Apache之HttpClient
本文基於下述版本進行分析
<dependency>
<groupId>org.apache.httpcomponents</groupId>
<artifactId>httpclient</artifactId>
<version>4.4.1</version>
</dependency>
下述所有程式碼進行了必要的刪減
傳送請求流程
當我們要訪問一個介面執行HttpClient的execute()的方法時,會運用責任鏈模式走到MainClientExec的execute()中;
public CloseableHttpResponse execute(
final HttpRoute route,
final HttpRequestWrapper request,
final HttpClientContext context,
final HttpExecutionAware execAware) throws IOException, HttpException {
//1. 從池中獲取連線
Object userToken = context.getUserToken();
final ConnectionRequest connRequest = connManager.requestConnection(route, userToken);
final RequestConfig config = context.getRequestConfig();
final HttpClientConnection managedConn;
//ConnectionRequestTimeout配置用在這裡
final int timeout = config.getConnectionRequestTimeout();
managedConn = connRequest.get(timeout > 0 ? timeout : 0, TimeUnit.MILLISECONDS);
context.setAttribute(HttpCoreContext.HTTP_CONNECTION, managedConn);
//第二個配置:檢查connection的有效性
if (config.isStaleConnectionCheckEnabled()) {
// validate connection
if (managedConn.isOpen()) {
this.log.debug("Stale connection check");
if (managedConn.isStale()) {
this.log.debug("Stale connection detected");
managedConn.close();
}
}
}
final ConnectionHolder connHolder = new ConnectionHolder(this.log, this.connManager, managedConn);
try {
HttpResponse response;
for (int execCount = 1;; execCount++) {
if (!managedConn.isOpen()) {//沒有繫結socket
//上面已經獲取了connection,這裡就要把這個connection和一個socket繫結了
this.log.debug("Opening connection " + route);
//這裡會建立tcp/ip連線,並把socket繫結到managedConn上
establishRoute(proxyAuthState, managedConn, route, request, context);
}
//在真正和伺服器互動之前,還要設定好socketTimeOut
final int timeout = config.getSocketTimeout();
if (timeout >= 0) {
managedConn.setSocketTimeout(timeout);
}
//2. 真正傳送資料
response = requestExecutor.execute(request, managedConn, context);
// The connection is in or can be brought to a re-usable state.

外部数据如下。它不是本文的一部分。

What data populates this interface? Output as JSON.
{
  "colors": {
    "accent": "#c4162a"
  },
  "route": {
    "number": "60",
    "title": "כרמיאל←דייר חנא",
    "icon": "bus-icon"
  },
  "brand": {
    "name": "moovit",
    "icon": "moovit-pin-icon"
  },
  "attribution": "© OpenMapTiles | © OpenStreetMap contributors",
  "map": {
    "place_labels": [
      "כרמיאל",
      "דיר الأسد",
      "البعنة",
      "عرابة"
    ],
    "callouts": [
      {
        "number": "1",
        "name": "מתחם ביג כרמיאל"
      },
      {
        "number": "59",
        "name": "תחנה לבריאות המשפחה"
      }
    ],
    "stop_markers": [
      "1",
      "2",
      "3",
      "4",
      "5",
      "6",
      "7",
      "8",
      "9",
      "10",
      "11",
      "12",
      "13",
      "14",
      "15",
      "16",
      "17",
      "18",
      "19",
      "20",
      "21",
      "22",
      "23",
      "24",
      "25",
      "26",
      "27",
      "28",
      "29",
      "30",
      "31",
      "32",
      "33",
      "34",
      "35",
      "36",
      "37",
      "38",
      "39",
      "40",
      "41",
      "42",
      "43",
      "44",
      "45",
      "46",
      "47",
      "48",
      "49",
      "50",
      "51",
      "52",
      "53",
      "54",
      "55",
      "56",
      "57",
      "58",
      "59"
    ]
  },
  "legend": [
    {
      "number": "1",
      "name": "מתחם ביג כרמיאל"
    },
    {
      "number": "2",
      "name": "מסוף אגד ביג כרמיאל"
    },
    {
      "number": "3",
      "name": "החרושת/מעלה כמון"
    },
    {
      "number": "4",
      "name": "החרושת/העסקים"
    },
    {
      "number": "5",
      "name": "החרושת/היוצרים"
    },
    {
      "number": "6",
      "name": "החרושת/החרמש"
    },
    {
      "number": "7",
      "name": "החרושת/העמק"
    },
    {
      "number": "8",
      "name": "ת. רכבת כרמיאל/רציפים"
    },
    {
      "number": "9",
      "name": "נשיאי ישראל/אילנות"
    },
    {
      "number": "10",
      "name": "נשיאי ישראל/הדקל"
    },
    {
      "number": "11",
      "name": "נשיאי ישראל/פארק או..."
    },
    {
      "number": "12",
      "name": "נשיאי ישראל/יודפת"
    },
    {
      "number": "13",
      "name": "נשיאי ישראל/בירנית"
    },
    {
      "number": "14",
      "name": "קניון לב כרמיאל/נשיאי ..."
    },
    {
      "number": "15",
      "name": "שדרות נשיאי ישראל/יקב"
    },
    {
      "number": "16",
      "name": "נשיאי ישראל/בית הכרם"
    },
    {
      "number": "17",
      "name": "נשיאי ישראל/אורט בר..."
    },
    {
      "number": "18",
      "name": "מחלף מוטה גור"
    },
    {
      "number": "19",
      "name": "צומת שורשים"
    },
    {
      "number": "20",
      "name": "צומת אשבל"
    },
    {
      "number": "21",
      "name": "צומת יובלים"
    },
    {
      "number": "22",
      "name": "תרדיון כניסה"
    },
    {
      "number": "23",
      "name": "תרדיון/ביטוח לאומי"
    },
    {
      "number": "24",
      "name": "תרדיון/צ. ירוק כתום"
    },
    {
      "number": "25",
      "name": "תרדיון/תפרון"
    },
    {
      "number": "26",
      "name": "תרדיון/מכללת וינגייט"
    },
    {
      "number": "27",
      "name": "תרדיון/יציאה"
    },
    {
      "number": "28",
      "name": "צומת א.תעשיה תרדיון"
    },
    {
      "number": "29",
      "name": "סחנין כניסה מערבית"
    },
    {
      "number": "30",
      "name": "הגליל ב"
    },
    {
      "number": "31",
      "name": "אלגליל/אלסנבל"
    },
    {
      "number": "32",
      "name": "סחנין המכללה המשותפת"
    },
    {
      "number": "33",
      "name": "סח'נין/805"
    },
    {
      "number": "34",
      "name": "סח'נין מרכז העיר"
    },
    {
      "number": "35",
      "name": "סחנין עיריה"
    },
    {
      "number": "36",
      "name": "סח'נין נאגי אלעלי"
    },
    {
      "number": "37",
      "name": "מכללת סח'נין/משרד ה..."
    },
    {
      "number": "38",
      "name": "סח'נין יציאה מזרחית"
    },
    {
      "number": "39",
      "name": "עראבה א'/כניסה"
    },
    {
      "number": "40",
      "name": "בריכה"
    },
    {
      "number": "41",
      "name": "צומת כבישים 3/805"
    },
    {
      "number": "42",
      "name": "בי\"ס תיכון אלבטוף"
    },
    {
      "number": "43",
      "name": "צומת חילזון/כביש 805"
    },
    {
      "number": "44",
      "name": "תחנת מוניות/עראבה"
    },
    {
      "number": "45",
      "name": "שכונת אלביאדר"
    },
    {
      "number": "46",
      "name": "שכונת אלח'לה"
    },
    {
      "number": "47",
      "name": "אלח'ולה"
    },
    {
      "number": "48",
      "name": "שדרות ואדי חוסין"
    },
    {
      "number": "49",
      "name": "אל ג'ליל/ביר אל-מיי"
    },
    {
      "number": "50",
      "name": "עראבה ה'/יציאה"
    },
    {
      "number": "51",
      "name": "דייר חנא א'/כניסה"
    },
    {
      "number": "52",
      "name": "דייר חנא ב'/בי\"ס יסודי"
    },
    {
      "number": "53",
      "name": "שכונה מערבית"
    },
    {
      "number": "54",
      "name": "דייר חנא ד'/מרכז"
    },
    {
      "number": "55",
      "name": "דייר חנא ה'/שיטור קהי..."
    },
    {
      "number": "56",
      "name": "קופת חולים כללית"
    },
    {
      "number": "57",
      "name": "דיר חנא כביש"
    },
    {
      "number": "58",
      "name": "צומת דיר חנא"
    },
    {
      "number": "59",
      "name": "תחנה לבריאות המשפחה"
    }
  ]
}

if (reuseStrategy.keepAlive(response, context)) {
final long duration = keepAliveStrategy.getKeepAliveDuration(response, context);
connHolder.setValidFor(duration, TimeUnit.MILLISECONDS);
//這個會影響releaseConnection()的行為
connHolder.markReusable();
} else {
connHolder.markNonReusable();
}
}
// check for entity, release connection if possible
final HttpEntity entity = response.getEntity();
if (entity == null || !entity.isStreaming()) {
// connection not needed and (assumed to be) in re-usable state
connHolder.releaseConnection();
return new HttpResponseProxy(response, null);
} else {
return new HttpResponseProxy(response, connHolder);
}
} catch (...) {
...
}
}
大概總結一下上述流程:
- connectionPool中獲取connection(還有各種驗證);
- 使用這個connection傳送資料;
- 根據返回的response,設定一些引數,比如keepAlive;
- 釋放這個連線並返回response中的資料;
池中獲取連線
池化技術相信很多人都使用過,比如ThreadPool,JDBCPool(DataSource)等。接下來看一下HttpConnectionPool的工作原理。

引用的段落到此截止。